Jika seseorang tidak mengerti tentang masalah agama seputar Corona ini, yang harus dilakukan adalah diam, berkata “belum tahu” lalu bertanya kepada ahli ilmu.

فَاسْأَلُوا أَهْلَ الذِّكْرِ إِن كُنتُمْ لَا تَعْلَمُونَ
“…Bertanyalah kepada ahli ilmu jika kalian tidak mengetahui.” (QS. An-Nahl (16): 43)

5. Hendaknya menggabungkan sebab-sebab syar’i (agama) dan kauni (duniawi) dalam menghadapi pandemi Corona. Tidak benar jika seseorang hanya memperhatikan sebab-sebab (tindakan preventif) kauni seperti olahraga, makan sehat, cuci tangan, pakai masker, minum obat, karantina, dll tanpa memperhatikan sebab syar’i seperti dzikir, do’a dan ibadah lainnya karena keselamatan dan kesembuhan hanyalah dari Allah.

Tidak dibenarkan pula seseorang hanya memperhatikan sebab-sebab syar’i lantas meremehkan tindakan preventif (sebab kauni), karena Islam mengajarkan tawakkal kepada Allah, tetapi dengan mengambil sebab-sebab keselamatan, sebagaimana dalam hadits sahabat yang ditegur Nabi karena tidak menambatkan tali tunggangannya dengan alasan tawakkal.
6. Tidak boleh seseorang menimbun (ihtikar) barang yang dibutuhkan masyarakat saat wabah seperti ini, lalu dikeluarkan dalam keadaan langka dengan harga yang mahal, demi mencari keuntungan pribadi meskipun sebenarnya menyusahkan sesamanya.

Allah Ta’ala berfirman,

مَآ اَفَاۤءَ اللّٰهُ عَلٰى رَسُوْلِهٖ مِنْ اَهْلِ الْقُرٰى فَلِلّٰهِ وَلِلرَّسُوْلِ وَلِذِى الْقُرْبٰى وَالْيَتٰمٰى وَالْمَسٰكِيْنِ وَابْنِ السَّبِيْلِۙ كَيْ لَا يَكُوْنَ دُوْلَةً ۢ بَيْنَ الْاَغْنِيَاۤءِ مِنْكُمْۗ وَمَآ اٰتٰىكُمُ الرَّسُوْلُ فَخُذُوْهُ وَمَا نَهٰىكُمْ عَنْهُ فَانْتَهُوْاۚ وَاتَّقُوا اللّٰهَ ۗاِنَّ اللّٰهَ شَدِيْدُ الْعِقَابِۘ
“Harta rampasan fai’ yang diberikan Allah kepada Rasul-Nya (yang berasal) dari penduduk beberapa negeri, adalah untuk Allah, Rasul, kerabat (Rasul), anak-anak yatim, orang-orang miskin, dan untuk orang-orang yang dalam perjalanan, agar harta itu jangan hanya beredar di antara orang-orang kaya saja di antara kamu. Apa yang diberikan Rasul kepadamu maka terimalah. Dan apa yang dilarangnya bagimu maka tinggalkanlah. Dan bertakwalah kepada Allah. Sungguh, Allah sangat keras hukuman-Nya.” (QS. Al-Hasyr (59): 7)

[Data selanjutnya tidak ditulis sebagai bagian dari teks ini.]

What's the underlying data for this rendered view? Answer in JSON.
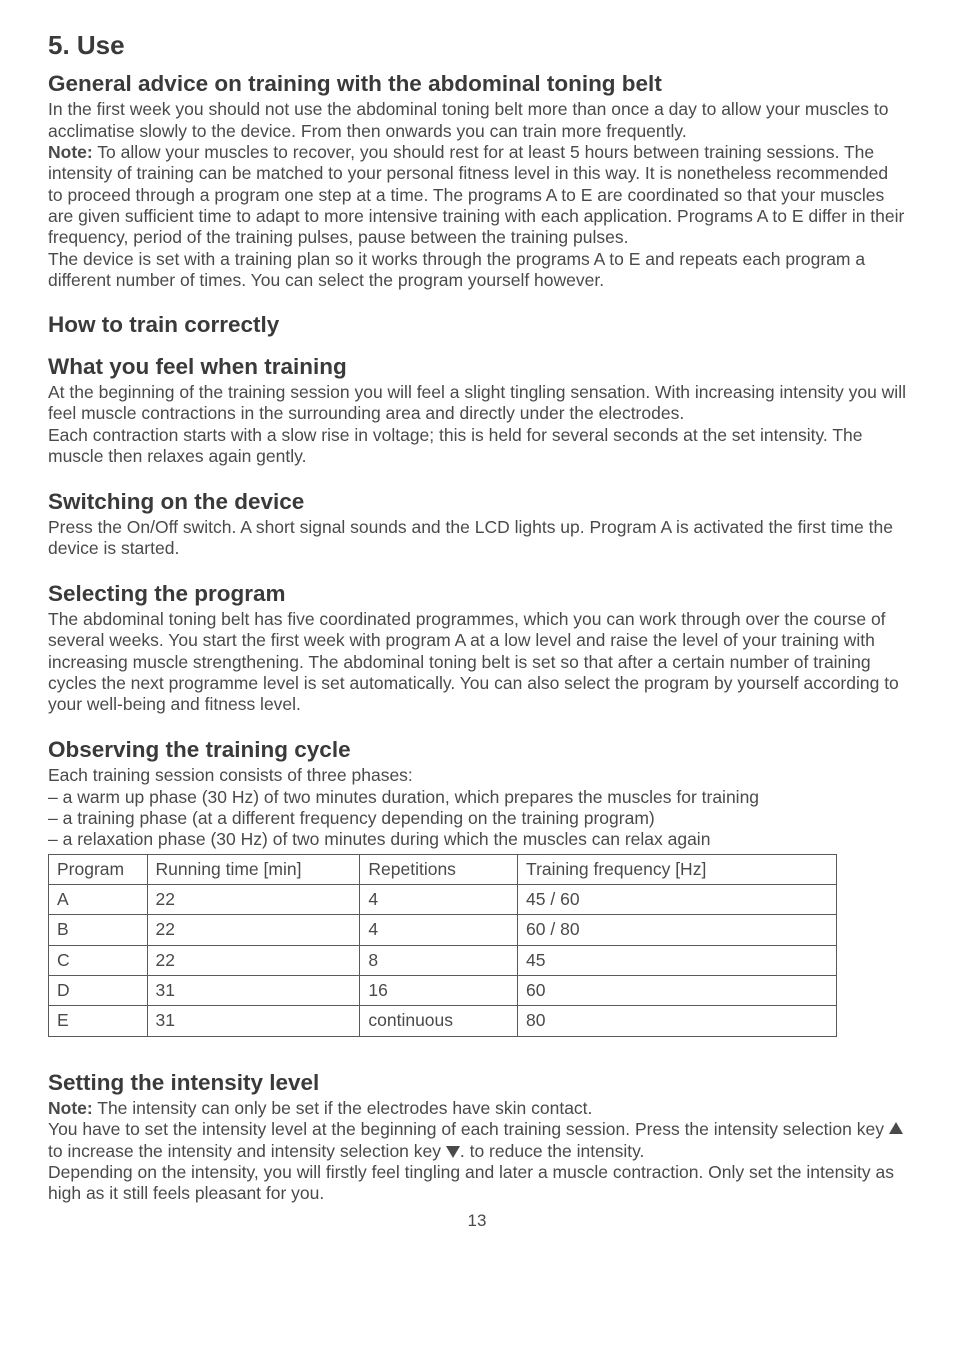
{
  "h1": "5. Use",
  "s1": {
    "h": "General advice on training with the abdominal toning belt",
    "p1": "In the first week you should not use the abdominal toning belt more than once a day to allow your muscles to acclimatise slowly to the device. From then onwards you can train more frequently.",
    "nlabel": "Note:",
    "p2": " To allow your muscles to recover, you should rest for at least 5 hours between training sessions. The intensity of training can be matched to your personal fitness level in this way. It is nonetheless recommended to proceed through a program one step at a time. The programs A to E are coordinated so that your muscles are given sufficient time to adapt to more intensive training with each application. Programs A to E differ in their frequency, period of the training pulses, pause between the training pulses.",
    "p3": "The device is set with a training plan so it works through the programs A to E and repeats each program a different number of times. You can select the program yourself however."
  },
  "s2": {
    "h": "How to train correctly"
  },
  "s3": {
    "h": "What you feel when training",
    "p1": "At the beginning of the training session you will feel a slight tingling sensation. With increasing intensity you will feel muscle contractions in the surrounding area and directly under the electrodes.",
    "p2": "Each contraction starts with a slow rise in voltage; this is held for several seconds at the set intensity. The muscle then relaxes again gently."
  },
  "s4": {
    "h": "Switching on the device",
    "p": "Press the On/Off switch. A short signal sounds and the LCD lights up. Program A is activated the first time the device is started."
  },
  "s5": {
    "h": "Selecting the program",
    "p": "The abdominal toning belt has five coordinated programmes, which you can work through over the course of several weeks. You start the first week with program A at a low level and raise the level of your training with increasing muscle strengthening. The abdominal toning belt is set so that after a certain number of training cycles the next programme level is set automatically. You can also select the program by yourself according to your well-being and fitness level."
  },
  "s6": {
    "h": "Observing the training cycle",
    "p1": "Each training session consists of three phases:",
    "b1": "– a warm up phase (30 Hz) of two minutes duration, which prepares the muscles for training",
    "b2": "– a training phase (at a different frequency depending on the training program)",
    "b3": "– a relaxation phase (30 Hz) of two minutes during which the muscles can relax again"
  },
  "table": {
    "h0": "Program",
    "h1": "Running time [min]",
    "h2": "Repetitions",
    "h3": "Training frequency [Hz]",
    "r0": {
      "c0": "A",
      "c1": "22",
      "c2": "4",
      "c3": "45 / 60"
    },
    "r1": {
      "c0": "B",
      "c1": "22",
      "c2": "4",
      "c3": "60 / 80"
    },
    "r2": {
      "c0": "C",
      "c1": "22",
      "c2": "8",
      "c3": "45"
    },
    "r3": {
      "c0": "D",
      "c1": "31",
      "c2": "16",
      "c3": "60"
    },
    "r4": {
      "c0": "E",
      "c1": "31",
      "c2": "continuous",
      "c3": "80"
    }
  },
  "s7": {
    "h": "Setting the intensity level",
    "nlabel": "Note:",
    "p1": " The intensity can only be set if the electrodes have skin contact.",
    "p2a": "You have to set the intensity level at the beginning of each training session. Press the intensity selection key ",
    "p2b": " to increase the intensity and intensity selection key ",
    "p2c": ". to reduce the intensity.",
    "p3": "Depending on the intensity, you will firstly feel tingling and later a muscle contraction. Only set the intensity as high as it still feels pleasant for you."
  },
  "page": "13"
}
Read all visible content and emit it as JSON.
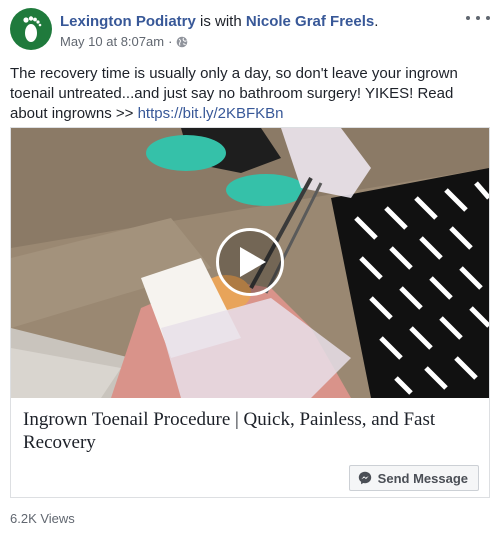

Rasulullah shallallahu ‘alaihi wa sallam bersabda,

لَا يَحْتَكِرُ إِلَّا خَاطِئٌ
“Tidaklah menimbun barang kecuali orang yang berdosa.” (HR. Muslim, Abu Daud, dll)

7. Seorang muslim yang baik dan kelompok masyarakat yang cerdas tidak mudah panik dalam situasi genting. Tidak perlu membeli kebutuhan dengan panik (panic buying).

Tenangkan diri dengan:

◾Menjalankan sebab-sebab syar’i dan kauni untuk melindungi diri dari wabah.

◾Membaca artikel dan menonton kajian Islami maupun umum seputar Corona yang sesuai kaidah syar’i.

◾Mengetahui bahwa pasien Corona sangat banyak yang sembuh dengan sendirinya (setelah tawakkal kepada Allah dan berusaha sehat).

◾Mengetahui bahwa angka kematian akibat Corona adalah kecil dan banyak terjadi pada pasien yang memiliki riwayat sakit pernafasan karena merokok dan sebagainya, bukan semata-mata terjangkit Corona menyebabkan kematian.

◾Mengetahui bahwa pasien Corona yang bersabar akan mendapatkan pahala besar dan yang meninggal bisa jadi mendapatkan pahala syahid.